Jack Freeman

No. 34
- Position: Guard

Personal information
- Born: January 20, 1922 Mexia, Texas, U.S.
- Died: July 23, 1990 (aged 68) Houston, Texas, U.S.
- Listed height: 6 ft 0 in (1.83 m)
- Listed weight: 198 lb (90 kg)

Career information
- High school: Mexia
- College: Texas
- NFL draft: 1943 (27th round, 257th overall pick)

Career history
- Phil-Pitt Steagles (1943)*; Brooklyn Dodgers (1946);
- * Offseason or practice squad member only

Career NFL statistics
- Games played: 12
- Games started: 3
- Stats at Pro Football Reference

= Jack Freeman (American football, born 1922) =

American football player (1922–1990)

Jack Lenard Freeman (January 20, 1922 – July 23, 1990) was an American professional football player who was a guard for the Brooklyn Dodgers of the All-America Football Conference (AAFC). He played college football for the Texas Longhorns.

== College career ==
Freeman played football for the Texas Longhorns from 1938 to 1942. He was inducted into the Texas Longhorn Hall of Honor, which he helped organize, in 1989.

== Professional career ==

=== Philadelphia-Pittsburgh Steagles ===
Freeman was selected in the 27th round of the 1943 NFL draft by the Pittsburgh Steelers, who would later temporarily merge with the Philadelphia Eagles to form the Philadelphia-Pittsburgh Steagles for the 1943 NFL season.

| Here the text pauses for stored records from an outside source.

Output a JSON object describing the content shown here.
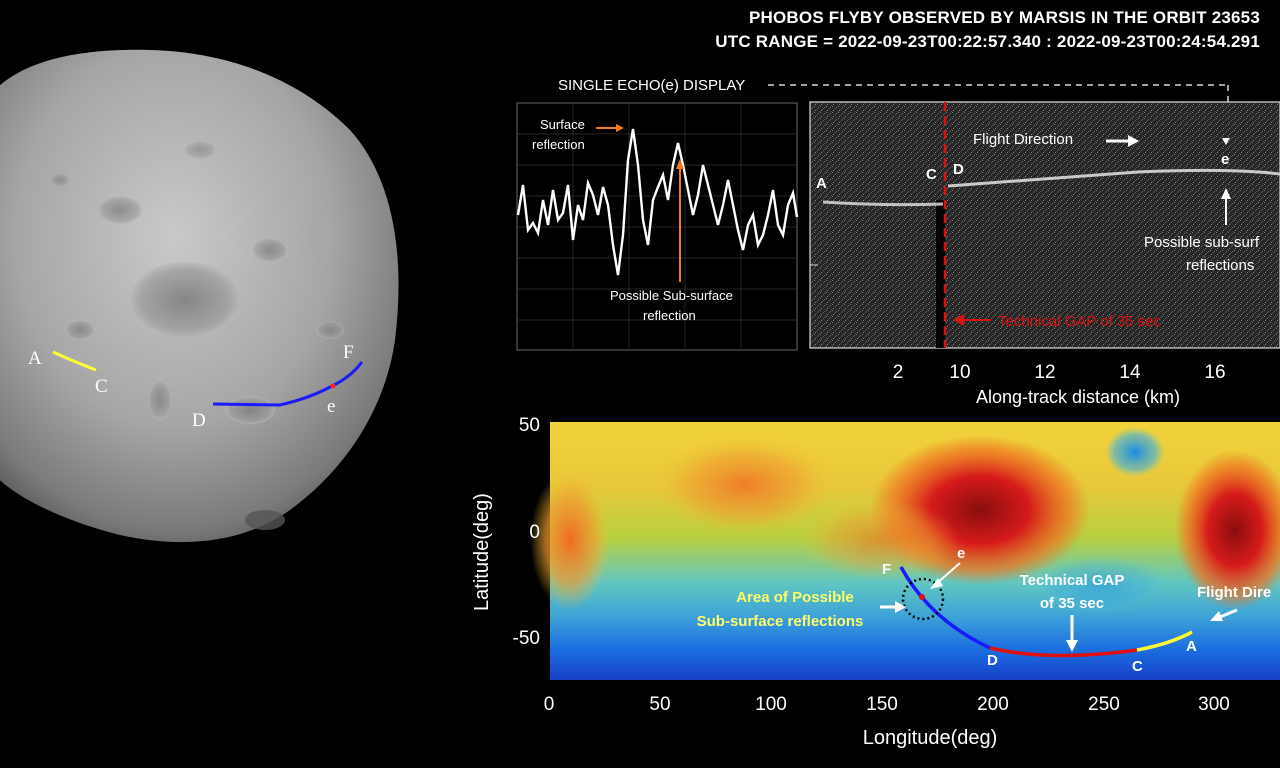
{
  "header": {
    "title_line1": "PHOBOS FLYBY OBSERVED BY MARSIS IN THE ORBIT 23653",
    "title_line2": "UTC RANGE = 2022-09-23T00:22:57.340 : 2022-09-23T00:24:54.291"
  },
  "phobos_image": {
    "labels": {
      "A": "A",
      "C": "C",
      "D": "D",
      "e": "e",
      "F": "F"
    },
    "colors": {
      "segment_AC": "#ffff33",
      "segment_DF": "#1a1aff",
      "marker_e": "#ff2020"
    }
  },
  "echo_panel": {
    "label": "SINGLE ECHO(e) DISPLAY",
    "surface_label_line1": "Surface",
    "surface_label_line2": "reflection",
    "subsurface_label_line1": "Possible Sub-surface",
    "subsurface_label_line2": "reflection",
    "arrow_color": "#f07a1e"
  },
  "radargram": {
    "point_labels": {
      "A": "A",
      "C": "C",
      "D": "D",
      "e": "e"
    },
    "flight_direction": "Flight Direction",
    "subsurface_line1": "Possible sub-surf",
    "subsurface_line2": "reflections",
    "gap_label": "Technical GAP of 35 sec",
    "gap_color": "#e01010",
    "x_ticks": [
      "2",
      "10",
      "12",
      "14",
      "16"
    ],
    "x_label": "Along-track distance (km)"
  },
  "map_panel": {
    "y_label": "Latitude(deg)",
    "x_label": "Longitude(deg)",
    "y_ticks": [
      "50",
      "0",
      "-50"
    ],
    "x_ticks": [
      "0",
      "50",
      "100",
      "150",
      "200",
      "250",
      "300"
    ],
    "track_labels": {
      "F": "F",
      "e": "e",
      "D": "D",
      "C": "C",
      "A": "A"
    },
    "area_label_line1": "Area of Possible",
    "area_label_line2": "Sub-surface reflections",
    "gap_label_line1": "Technical GAP",
    "gap_label_line2": "of 35 sec",
    "flight_direction": "Flight Dire",
    "colors": {
      "track_blue": "#1a1aff",
      "track_red": "#e01010",
      "track_yellow": "#ffff33",
      "area_label": "#ffff66"
    }
  }
}
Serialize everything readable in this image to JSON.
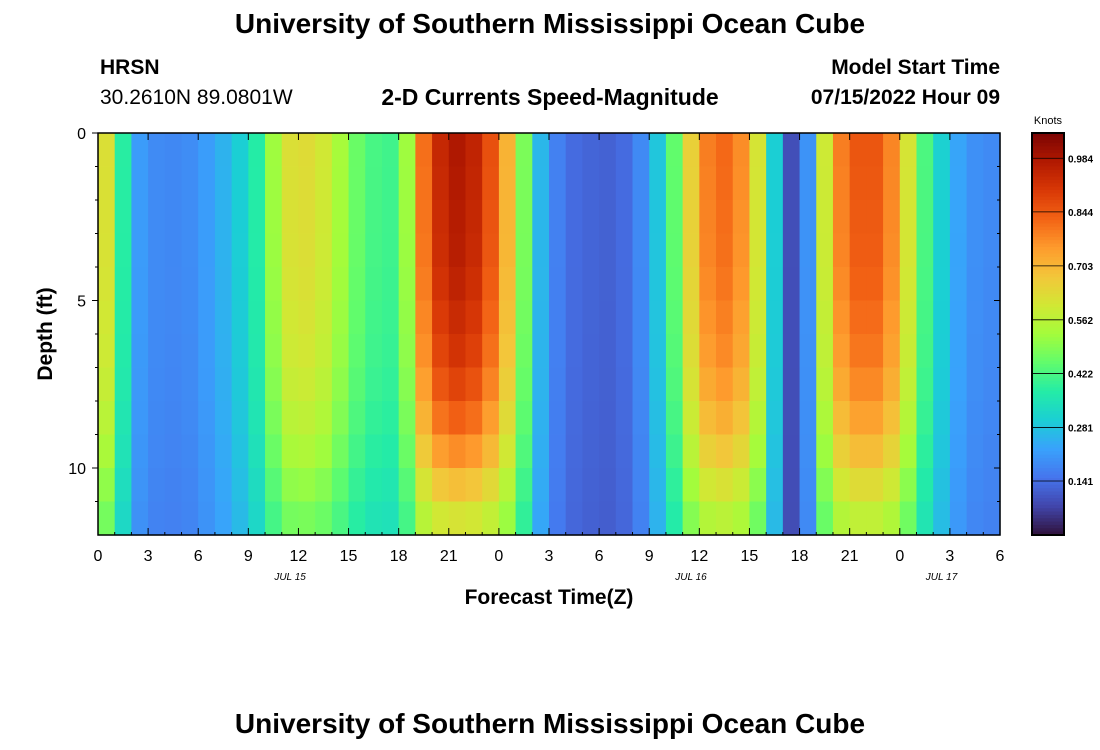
{
  "page": {
    "title": "University of Southern Mississippi Ocean Cube",
    "footer_title": "University of Southern Mississippi Ocean Cube"
  },
  "header": {
    "station": "HRSN",
    "coords": "30.2610N  89.0801W",
    "chart_title": "2-D Currents Speed-Magnitude",
    "start_label": "Model Start Time",
    "start_value": "07/15/2022 Hour 09"
  },
  "chart_data": {
    "type": "heatmap",
    "title": "2-D Currents Speed-Magnitude",
    "xlabel": "Forecast Time(Z)",
    "ylabel": "Depth (ft)",
    "x_start_hour": 0,
    "x_end_hour": 54,
    "x_ticks": [
      "0",
      "3",
      "6",
      "9",
      "12",
      "15",
      "18",
      "21",
      "0",
      "3",
      "6",
      "9",
      "12",
      "15",
      "18",
      "21",
      "0",
      "3",
      "6"
    ],
    "date_labels": [
      {
        "text": "JUL 15",
        "at_hour": 11.5
      },
      {
        "text": "JUL 16",
        "at_hour": 35.5
      },
      {
        "text": "JUL 17",
        "at_hour": 50.5
      }
    ],
    "y_range": [
      0,
      12
    ],
    "y_ticks": [
      "0",
      "5",
      "10"
    ],
    "units": "Knots",
    "colorbar_range": [
      0,
      1.05
    ],
    "colorbar_ticks": [
      "0.141",
      "0.281",
      "0.422",
      "0.562",
      "0.703",
      "0.844",
      "0.984"
    ],
    "colorbar_tick_values": [
      0.141,
      0.281,
      0.422,
      0.562,
      0.703,
      0.844,
      0.984
    ],
    "colormap": [
      "#30123b",
      "#4145ab",
      "#4675ed",
      "#39a2fc",
      "#1bcfd4",
      "#24eca6",
      "#61fc6c",
      "#a4fc3b",
      "#d1e834",
      "#f3c63a",
      "#fe9b2d",
      "#f36315",
      "#d93806",
      "#b11901",
      "#7a0403"
    ],
    "depth_rows": 12,
    "time_columns": 54,
    "surface_speed_keyframes": [
      [
        0,
        0.72
      ],
      [
        0.5,
        0.62
      ],
      [
        1,
        0.48
      ],
      [
        1.5,
        0.38
      ],
      [
        2,
        0.24
      ],
      [
        3,
        0.19
      ],
      [
        5,
        0.18
      ],
      [
        6,
        0.2
      ],
      [
        8,
        0.27
      ],
      [
        9,
        0.33
      ],
      [
        10,
        0.42
      ],
      [
        10.5,
        0.52
      ],
      [
        11,
        0.6
      ],
      [
        12,
        0.64
      ],
      [
        13,
        0.62
      ],
      [
        14,
        0.58
      ],
      [
        15,
        0.48
      ],
      [
        16,
        0.44
      ],
      [
        17,
        0.4
      ],
      [
        18,
        0.42
      ],
      [
        18.5,
        0.52
      ],
      [
        19,
        0.72
      ],
      [
        20,
        0.9
      ],
      [
        21,
        0.98
      ],
      [
        22,
        0.98
      ],
      [
        23,
        0.92
      ],
      [
        24,
        0.8
      ],
      [
        25,
        0.62
      ],
      [
        25.5,
        0.48
      ],
      [
        26,
        0.32
      ],
      [
        27,
        0.2
      ],
      [
        28,
        0.14
      ],
      [
        30,
        0.12
      ],
      [
        31,
        0.12
      ],
      [
        32,
        0.15
      ],
      [
        33,
        0.22
      ],
      [
        34,
        0.35
      ],
      [
        35,
        0.55
      ],
      [
        36,
        0.76
      ],
      [
        37,
        0.82
      ],
      [
        38,
        0.82
      ],
      [
        39,
        0.72
      ],
      [
        40,
        0.5
      ],
      [
        40.5,
        0.3
      ],
      [
        41,
        0.1
      ],
      [
        42,
        0.08
      ],
      [
        42.5,
        0.2
      ],
      [
        43,
        0.45
      ],
      [
        44,
        0.74
      ],
      [
        45,
        0.84
      ],
      [
        46,
        0.86
      ],
      [
        47,
        0.84
      ],
      [
        48,
        0.72
      ],
      [
        49,
        0.5
      ],
      [
        50,
        0.35
      ],
      [
        51,
        0.26
      ],
      [
        52,
        0.2
      ],
      [
        54,
        0.18
      ]
    ],
    "depth_factor_keyframes": [
      [
        0,
        1.0
      ],
      [
        4,
        0.98
      ],
      [
        7,
        0.92
      ],
      [
        9,
        0.82
      ],
      [
        10,
        0.74
      ],
      [
        11,
        0.65
      ],
      [
        12,
        0.58
      ]
    ]
  }
}
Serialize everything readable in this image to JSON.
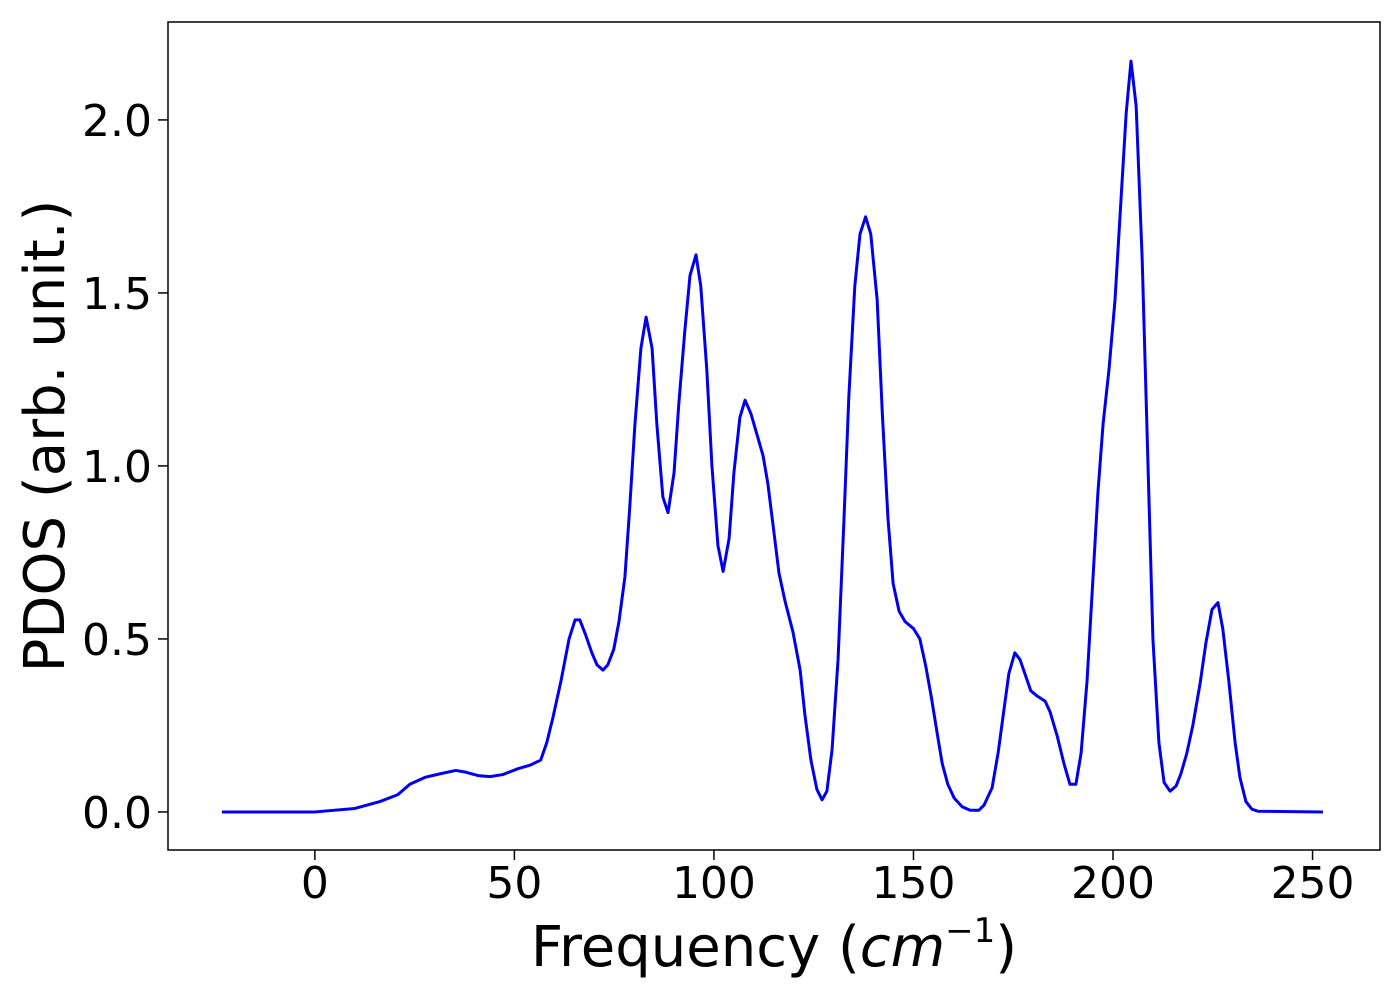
{
  "chart_data": {
    "type": "line",
    "xlabel": [
      "Frequency (",
      "cm",
      "−1",
      ")"
    ],
    "ylabel": "PDOS (arb. unit.)",
    "x": [
      -23.3,
      0,
      10,
      16.3,
      20.8,
      23.8,
      27.6,
      31.3,
      35.3,
      37.8,
      40.9,
      43.9,
      47.1,
      50.9,
      53.9,
      56.6,
      58.1,
      59.6,
      61.7,
      63.7,
      65.2,
      66.4,
      67.9,
      69.4,
      70.7,
      72.2,
      73.4,
      74.9,
      76.2,
      77.7,
      78.9,
      80.2,
      81.7,
      83,
      84.5,
      85.7,
      87.2,
      88.5,
      90,
      91.2,
      92.7,
      94,
      95.5,
      96.7,
      98.2,
      99.5,
      101,
      102.3,
      103.8,
      105,
      106.5,
      107.8,
      109.3,
      110.8,
      112.3,
      113.5,
      114.8,
      116.3,
      117.8,
      119.8,
      121.6,
      122.8,
      124.3,
      125.8,
      127.1,
      128.3,
      129.6,
      131.1,
      132.6,
      133.8,
      135.3,
      136.6,
      138,
      139.3,
      140.9,
      142.2,
      143.6,
      144.9,
      146.4,
      147.9,
      150,
      151.6,
      153.1,
      154.5,
      155.9,
      157.2,
      158.6,
      160.2,
      162.2,
      164.2,
      166.4,
      167.7,
      169.7,
      171.2,
      173.9,
      175.4,
      176.7,
      179.4,
      181,
      183,
      184.2,
      186,
      187.7,
      189.2,
      190.7,
      192,
      193.5,
      196.2,
      197.5,
      199,
      200.5,
      203.3,
      204.5,
      205.8,
      207.3,
      210,
      211.5,
      212.8,
      214.3,
      215.8,
      217,
      218.5,
      220,
      221.8,
      223.3,
      224.8,
      226.3,
      227.5,
      229,
      230.6,
      231.8,
      233.3,
      234.8,
      236.3,
      252.6
    ],
    "series": [
      {
        "name": "PDOS",
        "color": "#0000ee",
        "values": [
          0,
          0,
          0.01,
          0.03,
          0.05,
          0.08,
          0.1,
          0.11,
          0.12,
          0.115,
          0.105,
          0.102,
          0.108,
          0.125,
          0.135,
          0.15,
          0.2,
          0.27,
          0.38,
          0.5,
          0.555,
          0.555,
          0.51,
          0.46,
          0.425,
          0.41,
          0.425,
          0.47,
          0.55,
          0.68,
          0.88,
          1.12,
          1.34,
          1.43,
          1.34,
          1.12,
          0.91,
          0.865,
          0.98,
          1.18,
          1.39,
          1.55,
          1.61,
          1.52,
          1.28,
          1.0,
          0.77,
          0.695,
          0.79,
          0.98,
          1.14,
          1.19,
          1.15,
          1.09,
          1.03,
          0.95,
          0.83,
          0.69,
          0.61,
          0.52,
          0.41,
          0.28,
          0.15,
          0.065,
          0.035,
          0.06,
          0.18,
          0.44,
          0.85,
          1.2,
          1.52,
          1.67,
          1.72,
          1.67,
          1.48,
          1.15,
          0.85,
          0.66,
          0.58,
          0.55,
          0.53,
          0.5,
          0.42,
          0.33,
          0.23,
          0.14,
          0.08,
          0.04,
          0.015,
          0.005,
          0.005,
          0.02,
          0.07,
          0.17,
          0.4,
          0.46,
          0.44,
          0.35,
          0.335,
          0.32,
          0.29,
          0.22,
          0.14,
          0.08,
          0.08,
          0.17,
          0.38,
          0.92,
          1.12,
          1.28,
          1.48,
          2.02,
          2.17,
          2.04,
          1.6,
          0.5,
          0.2,
          0.085,
          0.06,
          0.075,
          0.11,
          0.17,
          0.25,
          0.37,
          0.49,
          0.585,
          0.605,
          0.53,
          0.38,
          0.2,
          0.1,
          0.03,
          0.008,
          0.002,
          0
        ]
      }
    ],
    "xlim": [
      -36.8,
      266.9
    ],
    "ylim": [
      -0.11,
      2.283
    ],
    "xticks": [
      0,
      50,
      100,
      150,
      200,
      250
    ],
    "yticks": [
      {
        "value": 0,
        "label": "0.0"
      },
      {
        "value": 0.5,
        "label": "0.5"
      },
      {
        "value": 1,
        "label": "1.0"
      },
      {
        "value": 1.5,
        "label": "1.5"
      },
      {
        "value": 2,
        "label": "2.0"
      }
    ],
    "grid": false
  }
}
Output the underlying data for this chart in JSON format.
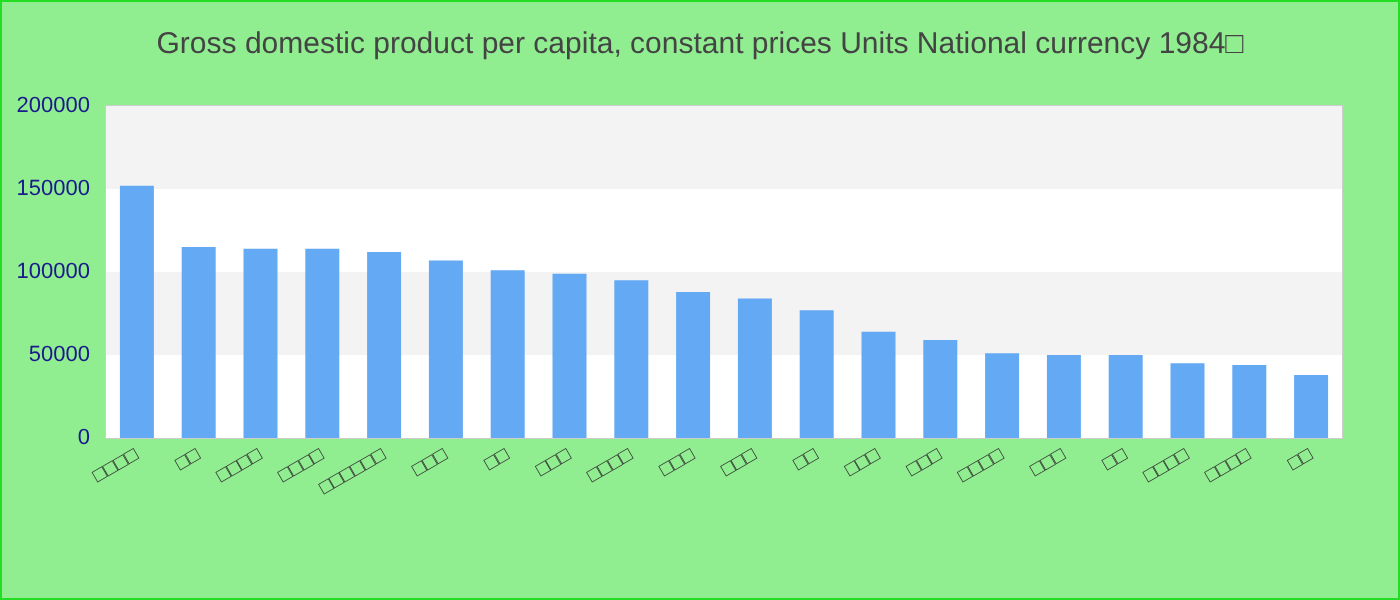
{
  "chart_data": {
    "type": "bar",
    "title": "Gross domestic product per capita, constant prices Units National currency 1984□",
    "categories": [
      "□□□□",
      "□□",
      "□□□□",
      "□□□□",
      "□□□□□□",
      "□□□",
      "□□",
      "□□□",
      "□□□□",
      "□□□",
      "□□□",
      "□□",
      "□□□",
      "□□□",
      "□□□□",
      "□□□",
      "□□",
      "□□□□",
      "□□□□",
      "□□"
    ],
    "values": [
      152000,
      115000,
      114000,
      114000,
      112000,
      107000,
      101000,
      99000,
      95000,
      88000,
      84000,
      77000,
      64000,
      59000,
      51000,
      50000,
      50000,
      45000,
      44000,
      38000
    ],
    "color": "#63a9f3",
    "ylim": [
      0,
      200000
    ],
    "yticks": [
      0,
      50000,
      100000,
      150000,
      200000
    ]
  }
}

However, Freeman did not play with the Steagles in 1943, as he was completing his Army Air Corps training at Randolph Air Base in San Antonio, Texas. He instead played football for two years at Randolph, and for one year at Fort Worth Army Air Base.

=== Brooklyn Dodgers ===
In 1946, Freeman moved to New York to play for the Brooklyn Dodgers of the All-America Football Conference. He played twelve games with the Dodgers, starting three of them.

== Personal life ==
Freeman and his wife Daisy, who he met while at the University of Texas, eloped in January 1943.

He died on July 23, 1990, at the age of 68.